The Sun Festival gallery shows Sukagawa in neighboring Fukushima Prefecure; the Sapporo Challenge was taken in Sapporo, Hokkaido; and a few of the pics from the People and Scenery galleries were shot in Kyoto.

But of course, I mostly photographed the area where I lived in Japan, in Yonezawa City, Yamagata Prefecture. Those three years were interesting to say the least, and I hope that the photographs I have chosen to show here impart some of the flavor of a rural, "undiscovered" area of northern Japan.

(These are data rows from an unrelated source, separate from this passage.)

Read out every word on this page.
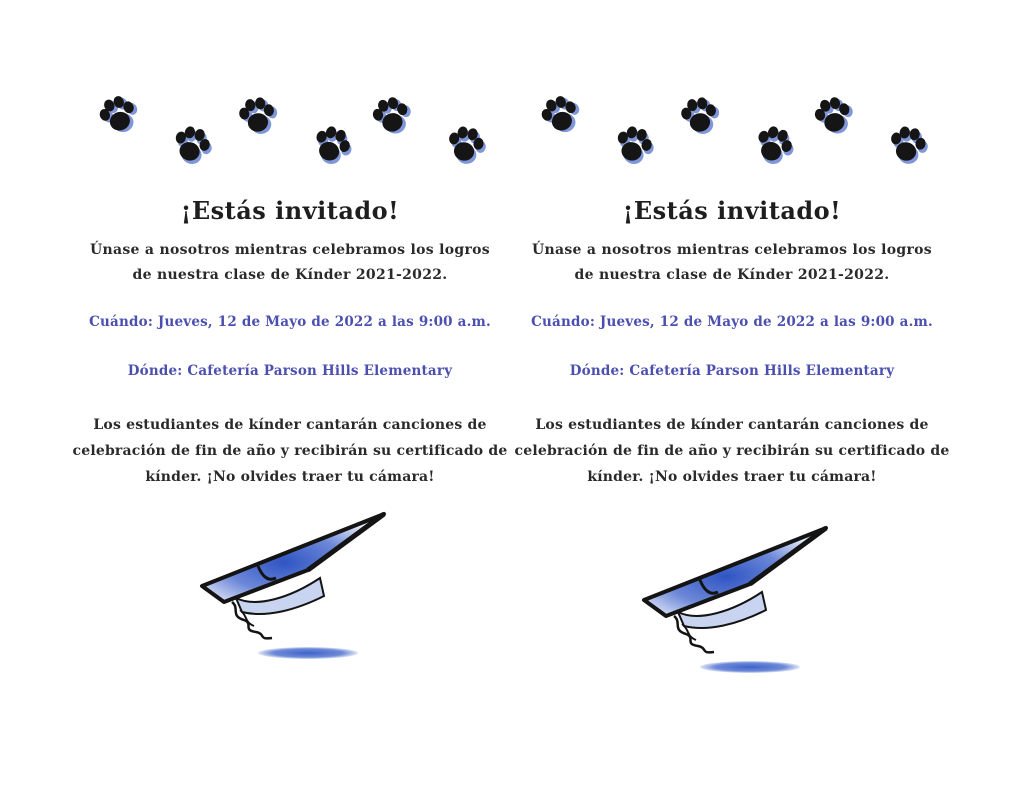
¡Estás invitado!
Únase a nosotros mientras celebramos los logros de nuestra clase de Kínder 2021-2022.
Cuándo: Jueves, 12 de Mayo de 2022 a las 9:00 a.m.
Dónde: Cafetería Parson Hills Elementary
Los estudiantes de kínder cantarán canciones de celebración de fin de año y recibirán su certificado de kínder. ¡No olvides traer tu cámara!
¡Estás invitado!
Únase a nosotros mientras celebramos los logros de nuestra clase de Kínder 2021-2022.
Cuándo: Jueves, 12 de Mayo de 2022 a las 9:00 a.m.
Dónde: Cafetería Parson Hills Elementary
Los estudiantes de kínder cantarán canciones de celebración de fin de año y recibirán su certificado de kínder. ¡No olvides traer tu cámara!
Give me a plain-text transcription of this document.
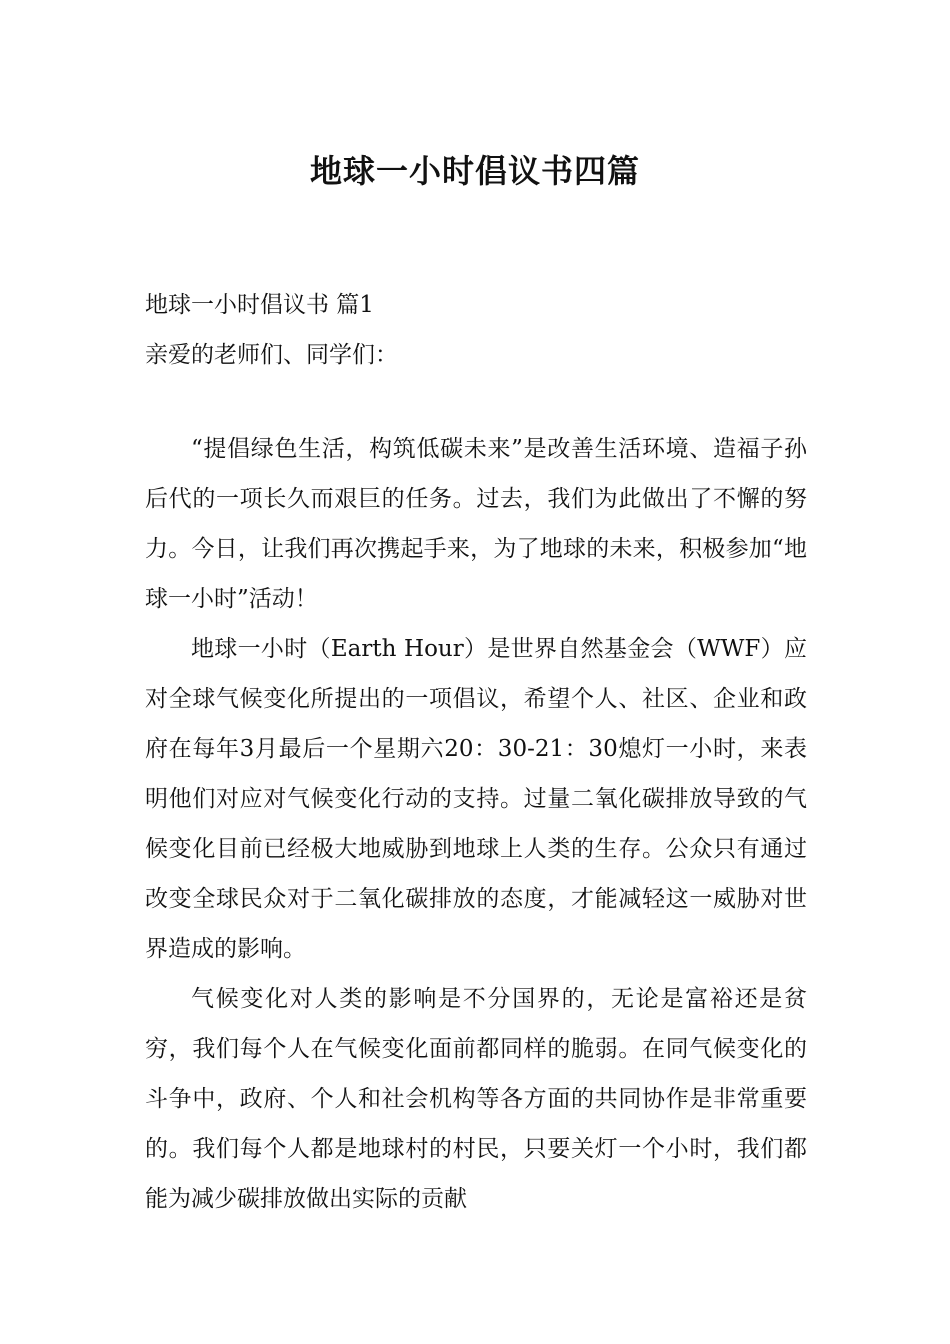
地球一小时倡议书四篇

地球一小时倡议书 篇1

亲爱的老师们、同学们：

“提倡绿色生活，构筑低碳未来”是改善生活环境、造福子孙后代的一项长久而艰巨的任务。过去，我们为此做出了不懈的努力。今日，让我们再次携起手来，为了地球的未来，积极参加“地球一小时”活动！

地球一小时（Earth Hour）是世界自然基金会（WWF）应对全球气候变化所提出的一项倡议，希望个人、社区、企业和政府在每年3月最后一个星期六20：30-21：30熄灯一小时，来表明他们对应对气候变化行动的支持。过量二氧化碳排放导致的气候变化目前已经极大地威胁到地球上人类的生存。公众只有通过改变全球民众对于二氧化碳排放的态度，才能减轻这一威胁对世界造成的影响。

气候变化对人类的影响是不分国界的，无论是富裕还是贫穷，我们每个人在气候变化面前都同样的脆弱。在同气候变化的斗争中，政府、个人和社会机构等各方面的共同协作是非常重要的。我们每个人都是地球村的村民，只要关灯一个小时，我们都能为减少碳排放做出实际的贡献
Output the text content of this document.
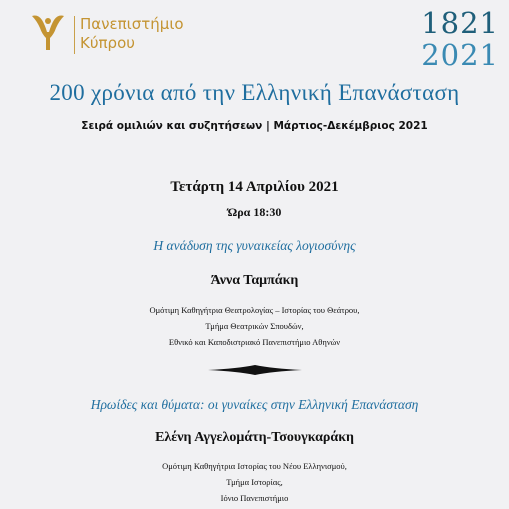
Πανεπιστήμιο
Κύπρου
1821
2021
200 χρόνια από την Ελληνική Επανάσταση
Σειρά ομιλιών και συζητήσεων | Μάρτιος-Δεκέμβριος 2021
Τετάρτη 14 Απριλίου 2021
Ώρα 18:30
Η ανάδυση της γυναικείας λογιοσύνης
Άννα Ταμπάκη
Ομότιμη Καθηγήτρια Θεατρολογίας – Ιστορίας του Θεάτρου,
Τμήμα Θεατρικών Σπουδών,
Εθνικό και Καποδιστριακό Πανεπιστήμιο Αθηνών
Ηρωίδες και θύματα: οι γυναίκες στην Ελληνική Επανάσταση
Ελένη Αγγελομάτη-Τσουγκαράκη
Ομότιμη Καθηγήτρια Ιστορίας του Νέου Ελληνισμού,
Τμήμα Ιστορίας,
Ιόνιο Πανεπιστήμιο
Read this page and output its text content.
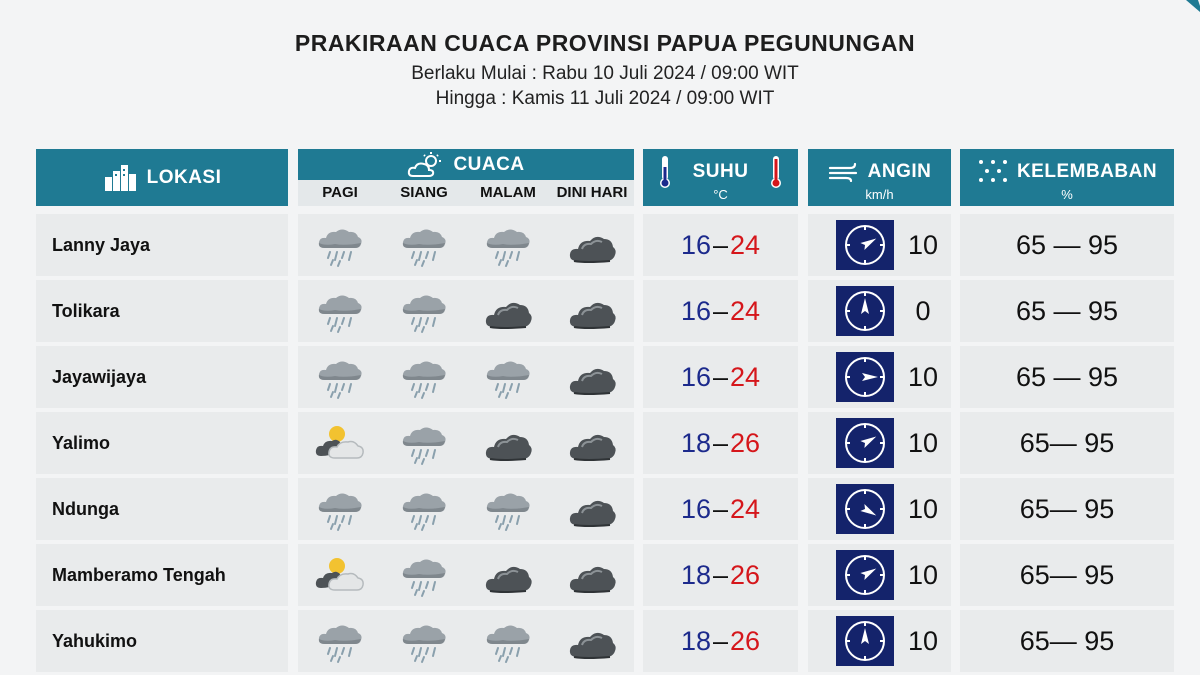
PRAKIRAAN CUACA PROVINSI PAPUA PEGUNUNGAN
Berlaku Mulai : Rabu 10 Juli 2024 / 09:00 WIT
Hingga : Kamis 11 Juli 2024 / 09:00 WIT
LOKASI
CUACA
PAGI	SIANG	MALAM	DINI HARI
SUHU
°C
ANGIN
km/h
KELEMBABAN
%
Lanny Jaya	16–24	10	65 — 95
Tolikara	16–24	0	65 — 95
Jayawijaya	16–24	10	65 — 95
Yalimo	18–26	10	65— 95
Ndunga	16–24	10	65— 95
Mamberamo Tengah	18–26	10	65— 95
Yahukimo	18–26	10	65— 95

Yamagata Prefecture consists of four regions, the southernmost being Okitama. Yonezawa City seems to be the anchor of Okitama, with a population of about 90,000, and though somewhat countrified there is plenty to see and do. In my role as a photographer I had much material to shoot, and when I was done for the day there was a healthy nightlife to be found--if your expectations are not too high! I hope that my photographs convey to you some sense of the culture in southern Yamagata Prefecture. To give you a fuller idea of the life there, I will list some facts from the famous Yamagata Prefecture "best of" list.


Red Bridge in Yonezawa City,
Yamagata Prefecture.

Biggest, Bestest, Mostest in all Japan!

Largest household size: average 3.45 people
Highest percentage of three-generation households: 28.6%
Highest percentage of parents who both work outside the home: 47.1%
Highest average annual household income: 736,000 yen
Highest average household floor space: 158.9 square meters
Number one annual per capita whiskey consumption: 10,800 yen's worth
Number one home karakoke machine ownership: 26.1% of households
Producer of the most cherries, western pears, and astringent persimmons
Largest zelkova tree: 28m tall, 16m circumference, 5m diameter
Largest dahlia park: 18,000 plants
Largest iris park: one million blooms
Most waterfalls over 1.5m in height: 230
Longest continuously burning flame: over 1000 years
Hottest recorded temperature: 40.8 degrees Celsius
Tallest average height of 2nd year junior high school girls: 156.2cm
And the coolest (hottest?) tidbit: every city, town and village in Yamagata Prefecture has a hot spring.

*Many thanks to the Association for International
Relations in Yamagata for these figures.

So after reading all of this, all I have to say is... what the hell is a zelkova tree?

Map of China
Map of China with detail of Yunnan Province, right, and Hong Kong, lower left.
Water Pipe
Early in the year 2000 visitors to Ed's Photos were given the opportunity to vote for which country they wanted to see next on these pages. The votes were tallied on June 10 with China as the winner, and on June 11 I left for Kunming, Yunnan Province for five days of shooting.

The result was the gallery Assignment Kunming. Kunming is a large city of more than three million people, encompassing both city scapes and natural scenery on its outskirts--ripe for taking photos but also a nice city to visit. The streets and the air were clean, the food was supremely satisfying and I hope to someday return for a longer photo shoot.

In August 2000 I took a quick business trip to Hong Kong and the result of one day of shooting was the gallery Hong Kong Weekend. Even though I was there on business, I found out that it is more than just that--in addition to the joys of taking photos there, I enjoyed the restaurants.

Though I haven't lived in China like I have Japan and Thailand, I hope I will be able to return for some serious shooting--you'll see the results here if I do.

Though it is my home country, there are few galleries on Ed's Photos that were shot in America.

The US Army Officer Candidate gallery was shot in Columbus, GA, at Ft Benning while I was a candidate there. The Malvern and Omaha gallery was shot in those cities in Iowa and Nebraska, resepectively, on a four day weekend liberty. And the gallery Steel Rain was shot in Ft Sill, OK, the home of the United States Army Field Artillery.